Wednesday, November 28, 2012

Thunder Post

Pharaoh Perkins and Sir Chewbacca hold down the post in Oklahoma City
Fast-breaking, quick shooting, youthful, with a boy-next-door brand of stars, the Thunder’s stay in Oklahoma City has wrought great success that has been met with equal fan appreciation.

OKC is an offensive marvel with two of the league’s top-five scorers in Kevin Durant and Russell Westbrook, but the wins don’t come without the underappreciated work on the other end by its defensive stalwarts.

While the Thunder’s calling card has been explosive, high-flying scorers, 6-10 centre Kendrick Perkins and 6-10 power forward Serge Ibaka have solidified the team on the other end of the court.

Their place on the team has been reinforced by a few tough decisions made in the history of the team currently with the shortest history in the NBA.

Since the inception of the Thunder in the 2008-09 season, they’ve made multiple moves to shore up their defense, at the cost of an explosive backcourt player, eschewing the “Big Three” scorers model for interior defenders.

Under general manager Sam Presti, the Thunder traded up-and-coming forward Jeff Green, a 24-year-old 6-9 forward averaging 15.2 points and 5.6 rebounds, to the Boston Celtics in 2010-11 in exchange for physically imposing centre Perkins.

Perkins earned a reputation as the rock of the Celtic defence alongside Kevin Garnett that led the C’s to the NBA title in 2008, and was known throughout the league as the anchor to the NBA’s toughest defence.

Though Perkins has never ageraged more than 5.1 points in Oklahoma City, it’s his rebounding, ability to play physical in the post, intimidate, and play opposing centres rough that has been his bread and butter since he entered the league straight out of his Texas high school as the 27th pick in the 2003 draft.

Serge Ibaka has had quite a different journey to the NBA, but the shot-blocking master has proven himself in OKC by quickly developing a basketball I.Q. to match his raw skill-set, and an ever-improving offensive game.

When the Thunder traded James Harden to the Rockets shortly before the beginning of the current season, they chose defence over offence and couldn’t pay both.

With Harden in the backcourt, the Thunder had an armory of scorers and ball-handlers unmatched in the NBA. But the question became who would be harder to replace – a scoring, distributing two-guard, or a defensive dynamo and league leader in blocks at power forward?

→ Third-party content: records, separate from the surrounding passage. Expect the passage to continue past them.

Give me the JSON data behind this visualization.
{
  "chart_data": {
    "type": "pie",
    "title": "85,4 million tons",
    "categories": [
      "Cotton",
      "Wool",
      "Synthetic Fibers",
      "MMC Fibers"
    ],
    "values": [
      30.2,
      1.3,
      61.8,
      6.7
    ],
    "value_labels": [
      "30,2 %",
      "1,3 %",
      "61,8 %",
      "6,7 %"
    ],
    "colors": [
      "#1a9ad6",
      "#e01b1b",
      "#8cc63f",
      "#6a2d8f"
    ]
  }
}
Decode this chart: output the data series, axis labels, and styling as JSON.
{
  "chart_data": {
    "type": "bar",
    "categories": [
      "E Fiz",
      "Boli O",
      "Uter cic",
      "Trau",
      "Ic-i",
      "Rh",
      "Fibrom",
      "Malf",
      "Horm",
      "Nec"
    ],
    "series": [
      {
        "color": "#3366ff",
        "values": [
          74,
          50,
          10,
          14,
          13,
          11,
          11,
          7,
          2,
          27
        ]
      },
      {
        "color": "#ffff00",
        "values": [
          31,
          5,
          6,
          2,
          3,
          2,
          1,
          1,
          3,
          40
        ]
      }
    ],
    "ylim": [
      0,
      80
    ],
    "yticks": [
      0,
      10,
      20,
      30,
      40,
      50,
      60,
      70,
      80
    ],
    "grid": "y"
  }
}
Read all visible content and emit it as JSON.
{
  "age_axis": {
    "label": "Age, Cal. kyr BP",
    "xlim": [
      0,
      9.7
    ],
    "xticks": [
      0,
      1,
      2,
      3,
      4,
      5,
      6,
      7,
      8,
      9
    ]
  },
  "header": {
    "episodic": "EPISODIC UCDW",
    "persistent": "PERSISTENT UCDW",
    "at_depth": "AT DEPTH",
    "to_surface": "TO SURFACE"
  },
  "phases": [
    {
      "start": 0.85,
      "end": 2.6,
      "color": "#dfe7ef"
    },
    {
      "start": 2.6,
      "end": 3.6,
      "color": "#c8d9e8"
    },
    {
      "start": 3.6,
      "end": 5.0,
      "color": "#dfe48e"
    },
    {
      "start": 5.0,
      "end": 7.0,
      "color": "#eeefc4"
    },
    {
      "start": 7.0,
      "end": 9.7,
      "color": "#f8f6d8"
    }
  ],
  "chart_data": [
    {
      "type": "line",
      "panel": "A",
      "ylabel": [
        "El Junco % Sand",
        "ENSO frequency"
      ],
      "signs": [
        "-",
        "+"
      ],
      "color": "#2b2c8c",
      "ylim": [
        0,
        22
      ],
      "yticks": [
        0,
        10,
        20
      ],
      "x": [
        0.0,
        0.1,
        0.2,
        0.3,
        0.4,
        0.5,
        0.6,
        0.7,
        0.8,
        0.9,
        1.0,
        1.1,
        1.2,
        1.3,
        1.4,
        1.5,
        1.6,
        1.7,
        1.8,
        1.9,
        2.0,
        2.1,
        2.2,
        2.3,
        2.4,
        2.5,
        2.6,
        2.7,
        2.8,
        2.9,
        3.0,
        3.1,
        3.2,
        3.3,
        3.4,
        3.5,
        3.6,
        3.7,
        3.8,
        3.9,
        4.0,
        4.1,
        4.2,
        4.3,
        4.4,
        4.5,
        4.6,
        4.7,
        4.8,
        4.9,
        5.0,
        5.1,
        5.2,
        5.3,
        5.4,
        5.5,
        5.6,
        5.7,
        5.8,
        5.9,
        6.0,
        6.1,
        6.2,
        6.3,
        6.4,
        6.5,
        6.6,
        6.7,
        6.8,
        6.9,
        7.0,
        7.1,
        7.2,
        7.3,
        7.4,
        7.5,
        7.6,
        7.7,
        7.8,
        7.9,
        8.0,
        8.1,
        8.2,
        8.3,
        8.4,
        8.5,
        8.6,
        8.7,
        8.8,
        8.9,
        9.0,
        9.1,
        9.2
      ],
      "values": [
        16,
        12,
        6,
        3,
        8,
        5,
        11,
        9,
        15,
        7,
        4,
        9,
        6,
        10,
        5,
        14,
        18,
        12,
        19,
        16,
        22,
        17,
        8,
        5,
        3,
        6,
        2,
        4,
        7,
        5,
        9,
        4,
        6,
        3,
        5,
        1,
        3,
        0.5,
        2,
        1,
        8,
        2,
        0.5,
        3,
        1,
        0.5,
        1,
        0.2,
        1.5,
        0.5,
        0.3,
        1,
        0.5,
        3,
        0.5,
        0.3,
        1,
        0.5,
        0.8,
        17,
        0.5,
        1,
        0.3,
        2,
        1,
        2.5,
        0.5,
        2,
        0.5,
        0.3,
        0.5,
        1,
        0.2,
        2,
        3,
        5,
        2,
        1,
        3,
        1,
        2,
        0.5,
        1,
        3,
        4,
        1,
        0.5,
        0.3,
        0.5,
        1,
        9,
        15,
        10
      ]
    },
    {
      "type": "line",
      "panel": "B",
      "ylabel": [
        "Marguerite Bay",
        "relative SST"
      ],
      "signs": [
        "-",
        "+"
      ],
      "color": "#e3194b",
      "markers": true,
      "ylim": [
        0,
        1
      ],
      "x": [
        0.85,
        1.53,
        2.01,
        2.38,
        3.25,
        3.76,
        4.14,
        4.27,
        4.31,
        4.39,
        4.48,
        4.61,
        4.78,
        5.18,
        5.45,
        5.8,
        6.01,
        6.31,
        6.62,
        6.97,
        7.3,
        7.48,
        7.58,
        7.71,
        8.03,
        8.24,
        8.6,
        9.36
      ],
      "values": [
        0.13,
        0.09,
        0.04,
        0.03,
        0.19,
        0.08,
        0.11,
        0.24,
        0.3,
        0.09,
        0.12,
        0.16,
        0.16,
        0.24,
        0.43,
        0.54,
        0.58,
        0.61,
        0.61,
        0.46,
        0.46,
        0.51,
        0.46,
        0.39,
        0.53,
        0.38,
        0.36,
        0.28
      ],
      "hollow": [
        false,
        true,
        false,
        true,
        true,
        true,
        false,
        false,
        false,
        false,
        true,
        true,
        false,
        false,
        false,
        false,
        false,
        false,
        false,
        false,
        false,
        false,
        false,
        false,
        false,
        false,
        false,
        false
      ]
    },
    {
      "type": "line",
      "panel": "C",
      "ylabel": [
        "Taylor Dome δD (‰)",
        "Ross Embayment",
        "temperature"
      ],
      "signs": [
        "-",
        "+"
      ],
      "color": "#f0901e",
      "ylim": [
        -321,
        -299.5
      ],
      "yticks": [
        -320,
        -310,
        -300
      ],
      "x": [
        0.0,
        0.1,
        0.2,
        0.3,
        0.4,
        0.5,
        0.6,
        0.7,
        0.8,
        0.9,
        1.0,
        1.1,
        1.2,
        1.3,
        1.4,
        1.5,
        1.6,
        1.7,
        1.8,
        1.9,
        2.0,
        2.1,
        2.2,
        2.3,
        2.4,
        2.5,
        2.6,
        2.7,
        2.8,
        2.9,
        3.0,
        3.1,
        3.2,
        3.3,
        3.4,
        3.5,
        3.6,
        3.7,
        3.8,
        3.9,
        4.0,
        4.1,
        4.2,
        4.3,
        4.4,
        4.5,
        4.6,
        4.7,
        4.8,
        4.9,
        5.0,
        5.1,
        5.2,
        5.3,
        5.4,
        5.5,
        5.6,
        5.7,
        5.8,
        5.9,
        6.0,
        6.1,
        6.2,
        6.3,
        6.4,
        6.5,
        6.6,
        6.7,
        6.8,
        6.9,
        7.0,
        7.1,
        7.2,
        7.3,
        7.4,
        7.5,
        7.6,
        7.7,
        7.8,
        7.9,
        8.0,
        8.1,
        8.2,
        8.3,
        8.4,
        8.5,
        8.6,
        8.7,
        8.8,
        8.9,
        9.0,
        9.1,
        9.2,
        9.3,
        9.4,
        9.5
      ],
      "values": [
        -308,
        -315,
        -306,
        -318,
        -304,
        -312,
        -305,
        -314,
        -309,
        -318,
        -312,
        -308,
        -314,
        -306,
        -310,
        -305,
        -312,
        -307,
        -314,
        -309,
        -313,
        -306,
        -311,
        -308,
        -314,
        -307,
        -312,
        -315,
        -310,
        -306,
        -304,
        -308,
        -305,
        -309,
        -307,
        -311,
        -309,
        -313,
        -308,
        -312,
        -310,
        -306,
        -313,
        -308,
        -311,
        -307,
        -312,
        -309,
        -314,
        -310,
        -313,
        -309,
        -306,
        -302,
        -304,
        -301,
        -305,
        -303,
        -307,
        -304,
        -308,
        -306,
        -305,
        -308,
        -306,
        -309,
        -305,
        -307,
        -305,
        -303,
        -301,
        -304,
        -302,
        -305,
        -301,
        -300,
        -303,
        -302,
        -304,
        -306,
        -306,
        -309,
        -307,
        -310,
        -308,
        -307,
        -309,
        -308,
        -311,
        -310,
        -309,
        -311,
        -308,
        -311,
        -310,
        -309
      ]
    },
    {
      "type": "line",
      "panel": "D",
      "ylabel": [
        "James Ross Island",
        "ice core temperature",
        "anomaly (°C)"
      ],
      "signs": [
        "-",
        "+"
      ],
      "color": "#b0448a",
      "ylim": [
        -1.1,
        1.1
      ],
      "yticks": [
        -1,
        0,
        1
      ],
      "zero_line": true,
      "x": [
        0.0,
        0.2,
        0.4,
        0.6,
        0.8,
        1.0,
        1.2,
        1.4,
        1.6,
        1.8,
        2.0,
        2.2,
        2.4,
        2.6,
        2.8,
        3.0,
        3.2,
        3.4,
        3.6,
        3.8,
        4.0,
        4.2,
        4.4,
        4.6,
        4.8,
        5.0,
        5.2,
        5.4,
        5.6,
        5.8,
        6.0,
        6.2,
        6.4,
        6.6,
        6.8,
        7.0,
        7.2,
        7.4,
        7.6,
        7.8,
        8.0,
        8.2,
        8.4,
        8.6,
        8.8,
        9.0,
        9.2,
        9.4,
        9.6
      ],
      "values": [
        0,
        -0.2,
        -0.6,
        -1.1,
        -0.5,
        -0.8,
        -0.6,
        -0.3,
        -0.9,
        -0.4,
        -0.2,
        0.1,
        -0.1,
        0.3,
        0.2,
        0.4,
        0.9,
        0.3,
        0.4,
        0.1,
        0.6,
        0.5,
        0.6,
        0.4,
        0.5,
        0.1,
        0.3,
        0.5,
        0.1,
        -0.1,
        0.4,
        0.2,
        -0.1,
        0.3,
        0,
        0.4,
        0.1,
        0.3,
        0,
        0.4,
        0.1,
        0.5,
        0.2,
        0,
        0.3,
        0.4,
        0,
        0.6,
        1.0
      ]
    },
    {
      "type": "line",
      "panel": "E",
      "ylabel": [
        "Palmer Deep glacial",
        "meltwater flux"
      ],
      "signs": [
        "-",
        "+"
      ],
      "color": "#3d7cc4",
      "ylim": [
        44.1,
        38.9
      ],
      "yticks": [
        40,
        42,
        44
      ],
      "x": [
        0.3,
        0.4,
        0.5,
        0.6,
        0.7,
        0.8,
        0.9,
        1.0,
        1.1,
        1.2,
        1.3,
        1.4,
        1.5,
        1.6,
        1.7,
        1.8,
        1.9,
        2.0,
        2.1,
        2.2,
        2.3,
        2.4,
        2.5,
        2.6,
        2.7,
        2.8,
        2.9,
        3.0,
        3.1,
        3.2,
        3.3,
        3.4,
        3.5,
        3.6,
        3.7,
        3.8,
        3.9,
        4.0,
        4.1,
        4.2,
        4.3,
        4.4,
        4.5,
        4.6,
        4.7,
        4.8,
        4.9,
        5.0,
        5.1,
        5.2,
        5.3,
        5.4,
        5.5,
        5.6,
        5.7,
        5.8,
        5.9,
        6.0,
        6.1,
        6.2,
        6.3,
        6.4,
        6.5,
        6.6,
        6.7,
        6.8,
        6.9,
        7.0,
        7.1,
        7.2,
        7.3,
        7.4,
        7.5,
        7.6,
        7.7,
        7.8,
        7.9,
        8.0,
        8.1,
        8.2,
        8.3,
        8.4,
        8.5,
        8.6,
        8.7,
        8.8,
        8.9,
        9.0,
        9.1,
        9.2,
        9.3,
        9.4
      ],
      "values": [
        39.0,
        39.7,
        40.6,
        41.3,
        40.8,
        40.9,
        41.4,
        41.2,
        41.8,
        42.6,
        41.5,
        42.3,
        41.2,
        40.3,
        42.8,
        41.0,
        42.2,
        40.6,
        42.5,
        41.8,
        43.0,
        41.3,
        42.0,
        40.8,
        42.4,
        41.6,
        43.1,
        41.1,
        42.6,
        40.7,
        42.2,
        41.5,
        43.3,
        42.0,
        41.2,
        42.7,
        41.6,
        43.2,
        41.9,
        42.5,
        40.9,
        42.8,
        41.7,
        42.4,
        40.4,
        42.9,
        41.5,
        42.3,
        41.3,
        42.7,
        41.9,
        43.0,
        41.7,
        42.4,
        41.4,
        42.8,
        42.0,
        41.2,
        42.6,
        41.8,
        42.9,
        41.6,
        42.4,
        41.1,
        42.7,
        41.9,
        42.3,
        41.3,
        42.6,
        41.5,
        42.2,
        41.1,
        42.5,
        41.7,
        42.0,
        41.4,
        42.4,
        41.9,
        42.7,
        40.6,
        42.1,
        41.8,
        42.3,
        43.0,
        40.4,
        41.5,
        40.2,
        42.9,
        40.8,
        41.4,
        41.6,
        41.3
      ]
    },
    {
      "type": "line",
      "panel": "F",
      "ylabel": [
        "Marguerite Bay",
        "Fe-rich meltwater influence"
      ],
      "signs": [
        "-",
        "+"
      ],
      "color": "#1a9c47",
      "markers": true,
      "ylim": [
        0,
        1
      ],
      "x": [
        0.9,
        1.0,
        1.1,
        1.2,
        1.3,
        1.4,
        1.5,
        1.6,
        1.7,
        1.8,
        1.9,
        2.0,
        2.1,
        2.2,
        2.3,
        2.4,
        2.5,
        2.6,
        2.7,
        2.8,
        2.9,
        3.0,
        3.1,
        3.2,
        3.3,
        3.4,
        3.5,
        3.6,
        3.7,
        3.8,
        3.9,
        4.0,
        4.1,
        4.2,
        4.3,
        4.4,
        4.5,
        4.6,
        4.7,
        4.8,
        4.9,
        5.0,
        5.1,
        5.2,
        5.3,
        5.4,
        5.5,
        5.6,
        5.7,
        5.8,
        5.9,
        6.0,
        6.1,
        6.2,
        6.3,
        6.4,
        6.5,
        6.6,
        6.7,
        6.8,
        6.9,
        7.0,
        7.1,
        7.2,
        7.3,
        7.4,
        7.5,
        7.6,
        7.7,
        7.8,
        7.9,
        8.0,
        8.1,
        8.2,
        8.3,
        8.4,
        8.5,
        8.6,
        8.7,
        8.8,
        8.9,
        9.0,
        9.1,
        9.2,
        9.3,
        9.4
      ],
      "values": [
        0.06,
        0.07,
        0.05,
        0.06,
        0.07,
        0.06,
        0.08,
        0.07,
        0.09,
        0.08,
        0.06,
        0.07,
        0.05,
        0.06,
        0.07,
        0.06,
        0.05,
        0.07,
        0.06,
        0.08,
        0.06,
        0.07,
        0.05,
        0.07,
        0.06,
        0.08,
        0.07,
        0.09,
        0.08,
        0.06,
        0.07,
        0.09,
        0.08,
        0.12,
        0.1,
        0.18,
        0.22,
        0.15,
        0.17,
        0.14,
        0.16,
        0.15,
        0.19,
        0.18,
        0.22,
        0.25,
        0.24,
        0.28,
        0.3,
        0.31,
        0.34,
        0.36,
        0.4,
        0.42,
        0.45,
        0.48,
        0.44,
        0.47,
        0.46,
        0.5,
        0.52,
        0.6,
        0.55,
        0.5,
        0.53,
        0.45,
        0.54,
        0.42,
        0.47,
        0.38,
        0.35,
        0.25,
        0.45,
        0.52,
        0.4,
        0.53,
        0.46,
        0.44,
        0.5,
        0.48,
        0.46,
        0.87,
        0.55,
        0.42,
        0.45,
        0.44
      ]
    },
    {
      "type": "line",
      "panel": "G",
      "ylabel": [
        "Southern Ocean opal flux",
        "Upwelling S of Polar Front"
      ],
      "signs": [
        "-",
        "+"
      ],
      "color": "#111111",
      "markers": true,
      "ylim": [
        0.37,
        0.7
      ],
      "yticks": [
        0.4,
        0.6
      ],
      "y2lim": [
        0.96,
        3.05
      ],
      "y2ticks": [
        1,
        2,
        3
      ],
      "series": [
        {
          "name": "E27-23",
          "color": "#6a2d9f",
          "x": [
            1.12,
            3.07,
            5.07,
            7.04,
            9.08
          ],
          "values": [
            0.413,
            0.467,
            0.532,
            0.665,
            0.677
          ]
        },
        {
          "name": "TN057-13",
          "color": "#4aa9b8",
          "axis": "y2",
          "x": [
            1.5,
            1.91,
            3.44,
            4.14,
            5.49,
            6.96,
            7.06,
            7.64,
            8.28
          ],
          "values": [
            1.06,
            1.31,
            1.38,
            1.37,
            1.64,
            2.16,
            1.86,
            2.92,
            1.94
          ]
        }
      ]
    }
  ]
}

Ultimately, OKC made the same difficult choice they made with Jeff Green and opted for the strong defence of Ibaka for the next four years at roughly $12 million per season, to back up the perimeter weapons of Westbrook and Durant, and dealt Harden to Houston for a package of players.

Ibaka, one of eighteen brothers and sisters, moved from his native Congo to Spain as a teenager after the death of his mother and imprisonment of his father during the Second Congo War.

“Air Congo” was drafted by Seattle 24th overall in the 2008 draft, then spent another season in Spain’s ACB league before joining the team in Oklahoma City.

The fourth-year NBA pro helps lead the offence with his blocks and ability to get out in transition, throw down alley-oops or step out and hit the 16-footer. He’s also increased his free-throw shooting percentage from 63 per cent to 88 per cent.

A newfound focus on passing the ball has turned the Thunder from last in the league in assisted baskets a year ago to seventh this season, with Ibaka being the prime beneficiary of the new, less ball-dominating tactic.

From the time he entered the league until now, Ibaka has improved his scoring from 6.3 points per game to 14.5, rebounds from 5.4 to 7.6, and blocks from 1.3 to 2.9.

Ibaka has blocked 580 shots since entering the league, led the league in total blocks the past two seasons, averaged a ridiculous 3.7 blocks per contest in the 2011-12 season (the most since Theo Ratliff in 2003-04) and recorded the rare triple-double with blocks on February 19th 2012 against the Denver Nuggets, scoring 14 points, grabbing 15 rebounds and swatting a career-high 11 shots.

With Spain, Ibaka has won the Eurobasket 2011, and earned a Silver medal at the 2012 Olympic Games, and greatness at the NBA level should follow his international success.

The Thunder post features a pair of intimidating defensive presences. One is a grizzly, earth-bound statue, a rock of ages with an NBA ring, the other a high-flying, shot-erasing, jet of energy with international credentials.

In tandem, Perkins and Ibaka are the perfect defensive counter to the brilliant offence of the perimeter and an underrated reason Oklahoma City will be competing for the NBA title for years to come.